A nurse is monitoring a client who has diabetes mellitus and a glucose level of 384 mg/dL (74 to 106 mg/dL). Which of the following findings should the nurse identify as an indication of metabolic acidosis?
- A. Positive Trousseau's sign
- B. Dizziness upon standing
- C. Tingling of the fingers
- D. Increased respiratory rate
Correct Answer: D
Rationale: Increased respiratory rate (Kussmaul breathing) compensates for metabolic acidosis in hyperglycemia, as the body tries to eliminate excess acid.

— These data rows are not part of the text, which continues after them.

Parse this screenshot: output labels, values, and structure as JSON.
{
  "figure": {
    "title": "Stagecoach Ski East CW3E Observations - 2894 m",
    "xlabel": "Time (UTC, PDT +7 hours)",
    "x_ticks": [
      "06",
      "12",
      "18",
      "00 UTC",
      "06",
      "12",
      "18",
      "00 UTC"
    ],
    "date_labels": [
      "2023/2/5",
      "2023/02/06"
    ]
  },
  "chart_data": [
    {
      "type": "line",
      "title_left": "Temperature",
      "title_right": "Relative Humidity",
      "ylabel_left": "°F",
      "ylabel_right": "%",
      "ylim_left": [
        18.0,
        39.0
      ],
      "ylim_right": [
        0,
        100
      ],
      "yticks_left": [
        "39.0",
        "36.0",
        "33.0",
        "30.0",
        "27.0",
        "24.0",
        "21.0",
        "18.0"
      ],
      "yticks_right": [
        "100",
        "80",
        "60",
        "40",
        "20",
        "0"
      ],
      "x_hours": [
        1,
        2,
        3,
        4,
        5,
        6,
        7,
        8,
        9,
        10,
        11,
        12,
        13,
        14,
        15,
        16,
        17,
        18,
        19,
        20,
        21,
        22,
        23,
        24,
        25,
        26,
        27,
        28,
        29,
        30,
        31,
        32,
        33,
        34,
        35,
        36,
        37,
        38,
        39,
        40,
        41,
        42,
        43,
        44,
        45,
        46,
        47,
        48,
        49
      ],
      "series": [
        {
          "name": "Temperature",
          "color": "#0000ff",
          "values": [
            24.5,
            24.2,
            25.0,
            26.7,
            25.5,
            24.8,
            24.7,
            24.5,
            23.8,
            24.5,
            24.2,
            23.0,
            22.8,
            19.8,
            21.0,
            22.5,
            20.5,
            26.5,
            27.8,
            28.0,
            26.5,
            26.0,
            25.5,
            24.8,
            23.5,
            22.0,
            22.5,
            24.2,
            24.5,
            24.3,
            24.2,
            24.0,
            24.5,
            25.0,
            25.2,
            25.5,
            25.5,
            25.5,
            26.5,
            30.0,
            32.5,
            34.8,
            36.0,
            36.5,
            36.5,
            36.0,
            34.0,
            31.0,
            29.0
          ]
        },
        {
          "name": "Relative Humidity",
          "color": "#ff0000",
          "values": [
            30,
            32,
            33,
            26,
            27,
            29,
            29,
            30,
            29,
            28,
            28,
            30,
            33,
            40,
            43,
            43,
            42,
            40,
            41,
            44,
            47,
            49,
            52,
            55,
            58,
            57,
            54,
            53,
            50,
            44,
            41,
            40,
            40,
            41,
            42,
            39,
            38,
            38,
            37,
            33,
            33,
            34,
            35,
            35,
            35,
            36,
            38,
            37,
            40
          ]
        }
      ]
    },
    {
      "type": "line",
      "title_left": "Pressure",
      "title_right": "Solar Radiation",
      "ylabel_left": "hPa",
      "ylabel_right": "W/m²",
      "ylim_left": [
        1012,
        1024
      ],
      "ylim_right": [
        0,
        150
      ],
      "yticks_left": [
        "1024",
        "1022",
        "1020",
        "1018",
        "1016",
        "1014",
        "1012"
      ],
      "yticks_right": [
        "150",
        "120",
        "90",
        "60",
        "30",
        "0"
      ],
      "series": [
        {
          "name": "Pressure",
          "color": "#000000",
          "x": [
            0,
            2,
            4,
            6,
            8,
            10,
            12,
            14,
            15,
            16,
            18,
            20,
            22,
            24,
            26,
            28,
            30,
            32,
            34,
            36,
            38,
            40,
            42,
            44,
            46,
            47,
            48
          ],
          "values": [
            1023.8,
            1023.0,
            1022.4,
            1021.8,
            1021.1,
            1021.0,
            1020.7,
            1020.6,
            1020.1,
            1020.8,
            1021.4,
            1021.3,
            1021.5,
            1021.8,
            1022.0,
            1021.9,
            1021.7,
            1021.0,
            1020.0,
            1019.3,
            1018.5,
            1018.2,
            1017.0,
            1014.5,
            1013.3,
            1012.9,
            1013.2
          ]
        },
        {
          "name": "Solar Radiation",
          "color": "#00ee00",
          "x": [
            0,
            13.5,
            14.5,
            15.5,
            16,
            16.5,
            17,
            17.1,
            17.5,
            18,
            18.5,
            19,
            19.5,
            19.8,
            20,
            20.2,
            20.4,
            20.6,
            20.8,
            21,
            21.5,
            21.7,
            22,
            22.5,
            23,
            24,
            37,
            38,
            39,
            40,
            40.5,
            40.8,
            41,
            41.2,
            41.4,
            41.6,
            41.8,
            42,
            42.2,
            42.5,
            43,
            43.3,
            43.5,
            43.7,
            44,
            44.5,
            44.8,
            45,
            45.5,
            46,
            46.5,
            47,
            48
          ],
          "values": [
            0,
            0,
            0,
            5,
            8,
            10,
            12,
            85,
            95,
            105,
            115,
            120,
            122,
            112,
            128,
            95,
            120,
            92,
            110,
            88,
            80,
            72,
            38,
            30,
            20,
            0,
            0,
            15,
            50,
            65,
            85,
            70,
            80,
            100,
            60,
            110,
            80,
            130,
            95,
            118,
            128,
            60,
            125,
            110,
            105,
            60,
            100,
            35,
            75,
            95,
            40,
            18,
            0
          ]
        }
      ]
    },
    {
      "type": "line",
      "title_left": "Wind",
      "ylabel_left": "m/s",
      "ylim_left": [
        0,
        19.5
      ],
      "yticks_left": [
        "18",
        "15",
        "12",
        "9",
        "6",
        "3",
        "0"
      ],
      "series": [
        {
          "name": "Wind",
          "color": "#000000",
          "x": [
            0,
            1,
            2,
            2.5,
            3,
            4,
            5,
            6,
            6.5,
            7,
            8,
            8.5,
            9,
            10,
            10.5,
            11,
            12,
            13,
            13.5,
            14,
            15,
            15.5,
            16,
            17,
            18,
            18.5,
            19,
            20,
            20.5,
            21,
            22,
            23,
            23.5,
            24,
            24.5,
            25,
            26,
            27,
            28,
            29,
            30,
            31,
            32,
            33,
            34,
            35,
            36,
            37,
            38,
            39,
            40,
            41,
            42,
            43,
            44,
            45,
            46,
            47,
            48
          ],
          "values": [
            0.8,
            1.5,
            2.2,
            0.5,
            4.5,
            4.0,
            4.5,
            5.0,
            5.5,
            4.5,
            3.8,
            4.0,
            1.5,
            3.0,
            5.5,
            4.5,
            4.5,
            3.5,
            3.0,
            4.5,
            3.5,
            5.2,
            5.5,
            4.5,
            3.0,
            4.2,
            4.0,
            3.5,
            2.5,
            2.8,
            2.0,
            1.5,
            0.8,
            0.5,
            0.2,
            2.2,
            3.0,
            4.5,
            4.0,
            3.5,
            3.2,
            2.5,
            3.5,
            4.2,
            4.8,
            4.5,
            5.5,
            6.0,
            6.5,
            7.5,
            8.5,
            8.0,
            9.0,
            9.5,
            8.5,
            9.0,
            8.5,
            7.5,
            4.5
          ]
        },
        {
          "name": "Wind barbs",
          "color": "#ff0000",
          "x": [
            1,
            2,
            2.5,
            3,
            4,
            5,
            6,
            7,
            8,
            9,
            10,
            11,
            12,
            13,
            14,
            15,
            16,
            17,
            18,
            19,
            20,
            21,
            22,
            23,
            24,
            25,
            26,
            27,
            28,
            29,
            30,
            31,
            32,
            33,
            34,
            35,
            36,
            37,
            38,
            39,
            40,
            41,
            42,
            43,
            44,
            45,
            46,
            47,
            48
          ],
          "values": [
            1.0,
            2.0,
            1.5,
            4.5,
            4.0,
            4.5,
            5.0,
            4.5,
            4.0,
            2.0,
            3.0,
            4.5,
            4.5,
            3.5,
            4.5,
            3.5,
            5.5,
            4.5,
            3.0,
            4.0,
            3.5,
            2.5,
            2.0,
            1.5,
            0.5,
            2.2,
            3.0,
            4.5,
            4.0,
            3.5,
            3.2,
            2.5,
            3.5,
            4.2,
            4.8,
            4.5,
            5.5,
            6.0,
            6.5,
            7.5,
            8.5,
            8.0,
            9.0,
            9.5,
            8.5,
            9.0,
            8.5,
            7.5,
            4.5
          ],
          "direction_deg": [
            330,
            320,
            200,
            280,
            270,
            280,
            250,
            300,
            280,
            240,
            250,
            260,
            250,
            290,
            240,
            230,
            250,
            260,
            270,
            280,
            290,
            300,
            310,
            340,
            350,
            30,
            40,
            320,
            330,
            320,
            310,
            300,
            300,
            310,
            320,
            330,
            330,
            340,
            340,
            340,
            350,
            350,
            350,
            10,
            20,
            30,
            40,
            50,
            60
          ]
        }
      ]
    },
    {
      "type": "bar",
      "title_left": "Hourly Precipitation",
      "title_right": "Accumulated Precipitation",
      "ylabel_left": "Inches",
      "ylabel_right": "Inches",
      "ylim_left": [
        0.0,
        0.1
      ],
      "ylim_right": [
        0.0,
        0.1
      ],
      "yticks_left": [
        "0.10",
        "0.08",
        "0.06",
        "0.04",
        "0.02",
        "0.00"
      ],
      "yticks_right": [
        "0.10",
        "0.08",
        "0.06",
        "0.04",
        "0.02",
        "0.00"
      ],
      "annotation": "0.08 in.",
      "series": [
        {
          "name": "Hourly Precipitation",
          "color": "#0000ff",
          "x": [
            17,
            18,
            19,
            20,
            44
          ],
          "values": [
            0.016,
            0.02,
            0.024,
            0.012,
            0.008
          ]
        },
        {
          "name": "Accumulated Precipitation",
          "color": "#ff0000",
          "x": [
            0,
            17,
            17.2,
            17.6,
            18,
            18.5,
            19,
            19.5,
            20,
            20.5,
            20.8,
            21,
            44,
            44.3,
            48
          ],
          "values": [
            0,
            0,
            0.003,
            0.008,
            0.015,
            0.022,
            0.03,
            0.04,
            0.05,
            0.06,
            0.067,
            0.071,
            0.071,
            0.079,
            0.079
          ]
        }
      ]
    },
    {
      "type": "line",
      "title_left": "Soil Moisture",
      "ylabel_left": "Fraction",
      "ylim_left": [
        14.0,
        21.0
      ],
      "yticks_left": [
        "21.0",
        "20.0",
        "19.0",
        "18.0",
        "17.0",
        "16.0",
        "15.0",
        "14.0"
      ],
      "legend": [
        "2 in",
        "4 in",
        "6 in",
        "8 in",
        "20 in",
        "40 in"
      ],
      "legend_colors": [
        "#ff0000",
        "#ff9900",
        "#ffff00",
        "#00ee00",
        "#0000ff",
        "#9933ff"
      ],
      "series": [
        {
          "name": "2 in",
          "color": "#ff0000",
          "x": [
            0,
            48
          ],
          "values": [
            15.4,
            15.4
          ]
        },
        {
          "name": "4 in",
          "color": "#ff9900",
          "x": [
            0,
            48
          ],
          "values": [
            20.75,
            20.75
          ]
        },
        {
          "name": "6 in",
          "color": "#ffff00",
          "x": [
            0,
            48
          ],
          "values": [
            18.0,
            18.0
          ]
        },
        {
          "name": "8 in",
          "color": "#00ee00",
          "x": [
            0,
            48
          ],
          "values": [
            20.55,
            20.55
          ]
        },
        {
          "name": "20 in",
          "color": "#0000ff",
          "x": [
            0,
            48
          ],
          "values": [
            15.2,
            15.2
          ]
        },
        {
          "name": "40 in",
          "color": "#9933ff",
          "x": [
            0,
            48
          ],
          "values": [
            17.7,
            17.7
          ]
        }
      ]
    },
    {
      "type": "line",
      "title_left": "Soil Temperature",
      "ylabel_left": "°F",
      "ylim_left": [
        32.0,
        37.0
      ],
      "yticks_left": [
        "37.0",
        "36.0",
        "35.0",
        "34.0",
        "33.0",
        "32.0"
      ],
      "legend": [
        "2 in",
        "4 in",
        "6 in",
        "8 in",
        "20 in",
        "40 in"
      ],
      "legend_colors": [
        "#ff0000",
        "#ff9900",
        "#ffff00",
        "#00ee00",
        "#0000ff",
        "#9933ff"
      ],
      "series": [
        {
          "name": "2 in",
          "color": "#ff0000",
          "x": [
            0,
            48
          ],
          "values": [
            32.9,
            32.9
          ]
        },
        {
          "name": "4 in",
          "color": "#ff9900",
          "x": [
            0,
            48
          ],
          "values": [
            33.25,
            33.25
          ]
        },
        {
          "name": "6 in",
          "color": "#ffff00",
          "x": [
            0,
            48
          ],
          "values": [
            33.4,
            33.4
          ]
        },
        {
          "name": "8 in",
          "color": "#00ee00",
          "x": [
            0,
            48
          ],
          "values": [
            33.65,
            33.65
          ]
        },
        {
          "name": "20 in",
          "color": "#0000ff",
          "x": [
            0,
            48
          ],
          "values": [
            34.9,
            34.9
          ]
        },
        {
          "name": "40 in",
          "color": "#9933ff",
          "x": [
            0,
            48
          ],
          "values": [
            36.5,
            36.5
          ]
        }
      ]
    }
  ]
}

A nurse is assisting with the development of the plan of care for a client who has a low WBC count. Which of the following interventions should the nurse include?
- A. Obtain the client's rectal temperature every 4 hr.
- B. Prohibit fresh flowers in the client's room.
- C. Encourage the client to eat a low-protein diet.
- D. Initiate airborne precautions for the client.
- E. Monitor daily CBC.
- F. Limit visitors.
- G. Use strict hand hygiene.
Correct Answer: B
Rationale: Fresh flowers can harbor bacteria, increasing infection risk in neutropenia; rectal temps risk injury, and airborne isn't needed.
A nurse is contributing to the plan of care for a client who has viral meningitis. Which of the following interventions should the nurse recommend?
- A. Measure the client's intake and output every 8 hr.
- B. Dim the lighting in the client's room.
- C. Monitor the client's temperature every 6 hr.
- D. Initiate contact precautions for the client.
Correct Answer: B
Rationale: Dimming the lighting reduces photophobia, a common symptom of viral meningitis, improving client comfort. Intake/output and temperature monitoring are useful but less specific, and contact precautions are not typically required for viral meningitis.
A nurse is collecting admission history data from a client who is in a semi-private room. Which of the following data is the priority for the nurse to address?
- A. Experiences nocturia
- B. History of generalized anxiety disorder
- C. Recent exposure to tuberculosis
- D. Reports periodic migraine headaches
Correct Answer: C
Rationale: Recent TB exposure is the priority due to infection risk to others in a semi-private room, requiring immediate isolation precautions.